O. Children is an absurd album. It's packed to the rafters with references to The Bible, death, remorse, forgiveness, loss and suicide. Frontman Tobi O'Kandi (one-time drummer of Ox.Eagle.Lion.Man and formerly of the apparently uncategorisable four-piece Bono Must Die alongside drummer Andi Sleath, who now also forms a quarter of O.C) possesses a warped, almost slowed-down baritone that sounds like an amalgamation of Ian Curtis and Louis Armstrong. The album has one more single in it, tops ('Malo', the string-led heart-swell of an opener - it's title could relate to the name of an ancient Japanese cowboy who bled cement or the name of an ancient Egyptian flower. Either way I think it works). They're named after a Nick Cave number. So far, pretty gothic. The Cure-esque first single 'Dead Disco Dancer' is/was a gem of a single, powered by the best hook of 2009 and is still completely infectious a year after its release. It's also just as invigorating and infectious as the equally dour composition it raises comparisons to - the similarly-titled and vastly underrated 'Death Of A Disco Dancer' from The Smiths' final album.

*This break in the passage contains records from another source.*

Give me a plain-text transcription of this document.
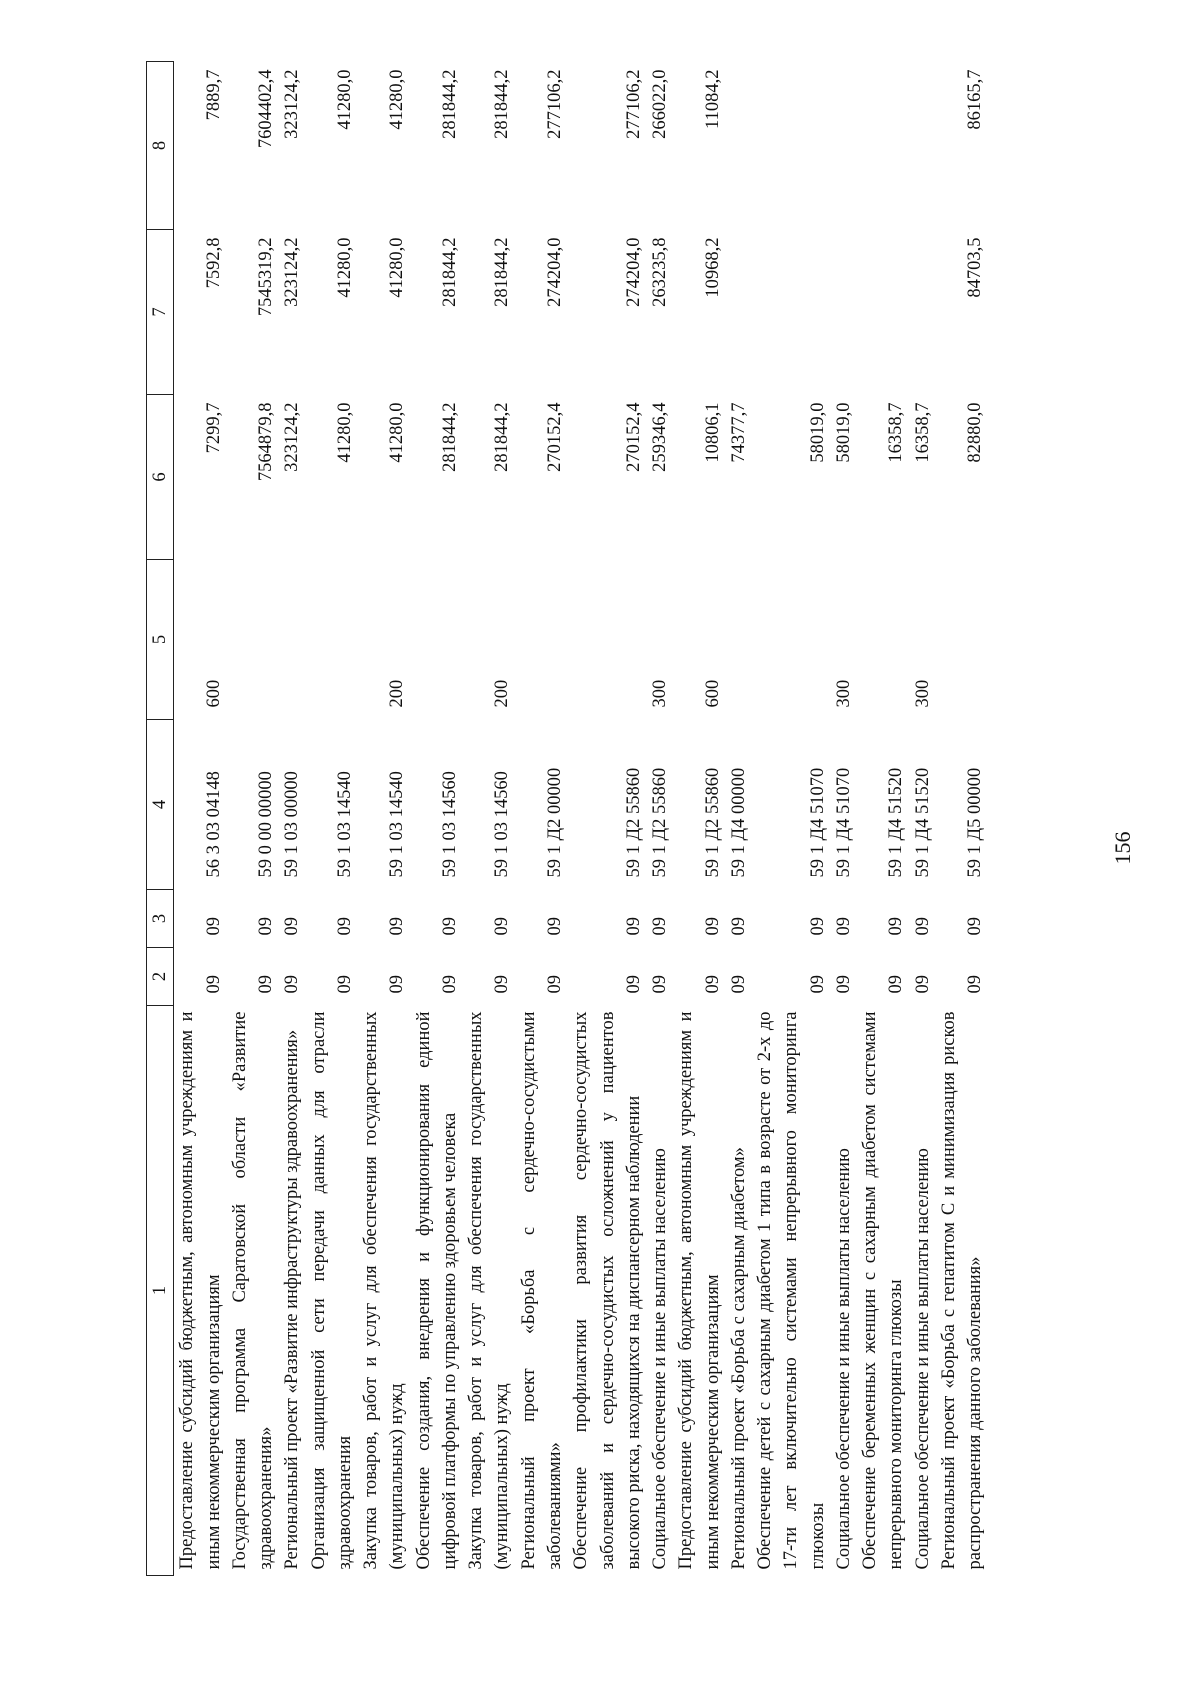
156
1	2	3	4	5	6	7	8
Предоставление субсидий бюджетным, автономным учреждениям и иным некоммерческим организациям	09	09	56 3 03 04148	600	7299,7	7592,8	7889,7
Государственная программа Саратовской области «Развитие здравоохранения»	09	09	59 0 00 00000		7564879,8	7545319,2	7604402,4
Региональный проект «Развитие инфраструктуры здравоохранения»	09	09	59 1 03 00000		323124,2	323124,2	323124,2
Организация защищенной сети передачи данных для отрасли здравоохранения	09	09	59 1 03 14540		41280,0	41280,0	41280,0
Закупка товаров, работ и услуг для обеспечения государственных (муниципальных) нужд	09	09	59 1 03 14540	200	41280,0	41280,0	41280,0
Обеспечение создания, внедрения и функционирования единой цифровой платформы по управлению здоровьем человека	09	09	59 1 03 14560		281844,2	281844,2	281844,2
Закупка товаров, работ и услуг для обеспечения государственных (муниципальных) нужд	09	09	59 1 03 14560	200	281844,2	281844,2	281844,2
Региональный проект «Борьба с сердечно-сосудистыми заболеваниями»	09	09	59 1 Д2 00000		270152,4	274204,0	277106,2
Обеспечение профилактики развития сердечно-сосудистых заболеваний и сердечно-сосудистых осложнений у пациентов высокого риска, находящихся на диспансерном наблюдении	09	09	59 1 Д2 55860		270152,4	274204,0	277106,2
Социальное обеспечение и иные выплаты населению	09	09	59 1 Д2 55860	300	259346,4	263235,8	266022,0
Предоставление субсидий бюджетным, автономным учреждениям и иным некоммерческим организациям	09	09	59 1 Д2 55860	600	10806,1	10968,2	11084,2
Региональный проект «Борьба с сахарным диабетом»	09	09	59 1 Д4 00000		74377,7		
Обеспечение детей с сахарным диабетом 1 типа в возрасте от 2-х до 17-ти лет включительно системами непрерывного мониторинга глюкозы	09	09	59 1 Д4 51070		58019,0		
Социальное обеспечение и иные выплаты населению	09	09	59 1 Д4 51070	300	58019,0		
Обеспечение беременных женщин с сахарным диабетом системами непрерывного мониторинга глюкозы	09	09	59 1 Д4 51520		16358,7		
Социальное обеспечение и иные выплаты населению	09	09	59 1 Д4 51520	300	16358,7		
Региональный проект «Борьба с гепатитом С и минимизация рисков распространения данного заболевания»	09	09	59 1 Д5 00000		82880,0	84703,5	86165,7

The album is not, however, the product the two singles have suggested. It disappoints most deeply when it attempts emulations of latter-day indie-disco, new-wave borrowers. For instance, 'Fault Line' and 'Pray The Soul Away' are highly-charged, frenetic, hi-hat heavy yet ultimately impotent, uptempo numbers that fail to convince or sustain interest. It's when O. Children withhold the contemporary genericism that they soar. The charred menace of second single 'Ruins' denys us of its chorus until 80% of the way in, and when it does finally surface, after a particularly intense breakdown ('with a GUN in my hand!') it makes for a truly cathartic moment.

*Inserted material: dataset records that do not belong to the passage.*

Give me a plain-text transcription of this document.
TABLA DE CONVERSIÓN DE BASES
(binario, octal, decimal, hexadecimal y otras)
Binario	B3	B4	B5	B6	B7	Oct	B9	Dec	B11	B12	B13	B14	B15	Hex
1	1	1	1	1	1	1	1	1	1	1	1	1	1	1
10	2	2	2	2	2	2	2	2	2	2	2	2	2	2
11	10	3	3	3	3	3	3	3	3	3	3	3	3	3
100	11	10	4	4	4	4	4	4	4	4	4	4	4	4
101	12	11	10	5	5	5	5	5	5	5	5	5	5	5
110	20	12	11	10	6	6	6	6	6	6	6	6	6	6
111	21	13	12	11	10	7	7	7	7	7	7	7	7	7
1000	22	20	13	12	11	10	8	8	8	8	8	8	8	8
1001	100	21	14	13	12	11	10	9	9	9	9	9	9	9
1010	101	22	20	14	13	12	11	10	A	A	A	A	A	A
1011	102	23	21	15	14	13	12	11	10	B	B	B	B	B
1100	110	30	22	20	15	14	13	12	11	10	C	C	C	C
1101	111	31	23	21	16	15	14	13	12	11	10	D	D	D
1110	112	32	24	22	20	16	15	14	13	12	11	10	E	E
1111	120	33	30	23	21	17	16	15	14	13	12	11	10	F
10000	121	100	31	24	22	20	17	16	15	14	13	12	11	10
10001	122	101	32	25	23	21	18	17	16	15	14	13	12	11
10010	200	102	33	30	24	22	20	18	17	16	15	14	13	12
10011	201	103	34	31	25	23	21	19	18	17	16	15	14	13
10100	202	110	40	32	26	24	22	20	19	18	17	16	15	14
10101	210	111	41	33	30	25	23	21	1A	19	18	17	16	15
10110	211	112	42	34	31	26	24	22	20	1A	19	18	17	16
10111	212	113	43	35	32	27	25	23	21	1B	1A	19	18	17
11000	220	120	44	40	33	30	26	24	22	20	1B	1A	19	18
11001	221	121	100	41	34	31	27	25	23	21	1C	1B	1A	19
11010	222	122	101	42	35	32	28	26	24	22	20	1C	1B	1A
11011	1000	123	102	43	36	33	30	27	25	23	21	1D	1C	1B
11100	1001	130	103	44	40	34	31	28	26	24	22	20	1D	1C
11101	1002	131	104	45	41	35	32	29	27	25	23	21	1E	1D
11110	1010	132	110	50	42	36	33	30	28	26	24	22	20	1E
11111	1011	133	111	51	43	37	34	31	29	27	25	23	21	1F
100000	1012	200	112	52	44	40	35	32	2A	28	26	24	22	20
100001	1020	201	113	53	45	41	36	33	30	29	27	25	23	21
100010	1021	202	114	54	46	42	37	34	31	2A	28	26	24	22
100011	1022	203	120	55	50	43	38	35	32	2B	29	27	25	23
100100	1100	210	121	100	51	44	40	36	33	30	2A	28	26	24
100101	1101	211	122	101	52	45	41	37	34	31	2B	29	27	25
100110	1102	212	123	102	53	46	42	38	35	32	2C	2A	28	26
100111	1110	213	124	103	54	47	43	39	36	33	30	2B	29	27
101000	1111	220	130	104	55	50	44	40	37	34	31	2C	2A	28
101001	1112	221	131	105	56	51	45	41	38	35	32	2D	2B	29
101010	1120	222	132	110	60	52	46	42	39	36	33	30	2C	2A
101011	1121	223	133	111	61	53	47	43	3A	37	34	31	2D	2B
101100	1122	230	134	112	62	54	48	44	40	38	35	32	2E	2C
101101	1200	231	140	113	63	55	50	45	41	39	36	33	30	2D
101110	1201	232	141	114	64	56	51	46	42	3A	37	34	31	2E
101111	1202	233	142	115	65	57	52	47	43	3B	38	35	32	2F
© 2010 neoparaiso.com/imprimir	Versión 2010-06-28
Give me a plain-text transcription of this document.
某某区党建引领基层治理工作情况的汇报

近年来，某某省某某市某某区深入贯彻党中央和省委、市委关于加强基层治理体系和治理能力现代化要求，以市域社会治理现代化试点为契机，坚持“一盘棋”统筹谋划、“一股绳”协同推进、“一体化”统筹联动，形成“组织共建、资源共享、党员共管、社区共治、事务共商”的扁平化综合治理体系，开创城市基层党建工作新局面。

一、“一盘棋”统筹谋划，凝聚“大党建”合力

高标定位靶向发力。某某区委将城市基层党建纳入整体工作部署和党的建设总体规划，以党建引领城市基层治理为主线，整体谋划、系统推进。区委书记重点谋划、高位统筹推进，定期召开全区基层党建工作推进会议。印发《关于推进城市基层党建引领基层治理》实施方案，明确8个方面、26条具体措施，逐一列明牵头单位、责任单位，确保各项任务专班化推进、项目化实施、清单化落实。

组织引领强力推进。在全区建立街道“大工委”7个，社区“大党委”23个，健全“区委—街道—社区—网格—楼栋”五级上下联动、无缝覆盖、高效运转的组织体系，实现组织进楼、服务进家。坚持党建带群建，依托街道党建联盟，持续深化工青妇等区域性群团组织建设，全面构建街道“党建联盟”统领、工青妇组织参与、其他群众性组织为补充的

Otherwise, there are moments of almost sunny restraint on the album - the mid-tempo strumming and comforting lyricism of 'Ezekiel's Son' aren't particularly gothic at all, despite that title and the acquired taste of O'Kandi's tones. Meanwhile, 'Radio Waves' is saved from accusations of predictability by its incorporation of a sax-led, almost free-jazz passage. 'Heels' carries a trebly, arpeggiated synth-line which helps form a blinding soundscape which evokes 'Decades' by Joy Division, but unfortunately it falls short of its superior's emotional weight by a collosal degree, lacking the sense of real desperation fuelling the darker end of introspective music. Problematically for O.Children, within music of a more 'morbid' nature, the idea that it's architects somehow 'meant' what they were communicating seems to lend weight to the notion of creative potency  - see Kurt, Ian, Richey and countless other artistic casualties.

Despite the bleak nature of O. Children, it's almost so overblown that it feels like it lacks sincerity somewhat. There's nothing that strikes as being particularly personal, yet it doesn't feel like a hollow pisstake either. The gothic cliches seem humourously knowing without cheapening the final proposition. 'Don't Dig', the album's finale, is reminiscent of the poem 'Do Not Stand At My Grave And Weep' re-imagined by a half-serious, doom-laden yet credible combo, more than aware of their own silliness. Fans hoping for an album riddled with similarly accessible, intoxicating melodies showcased in 'Dead Disco Dancer' and its excellent b-side 'Dead Eye Lover' (regrettably not included here) will be disappointed, but as a not-entirely soul-bearing collection, it comes with approval.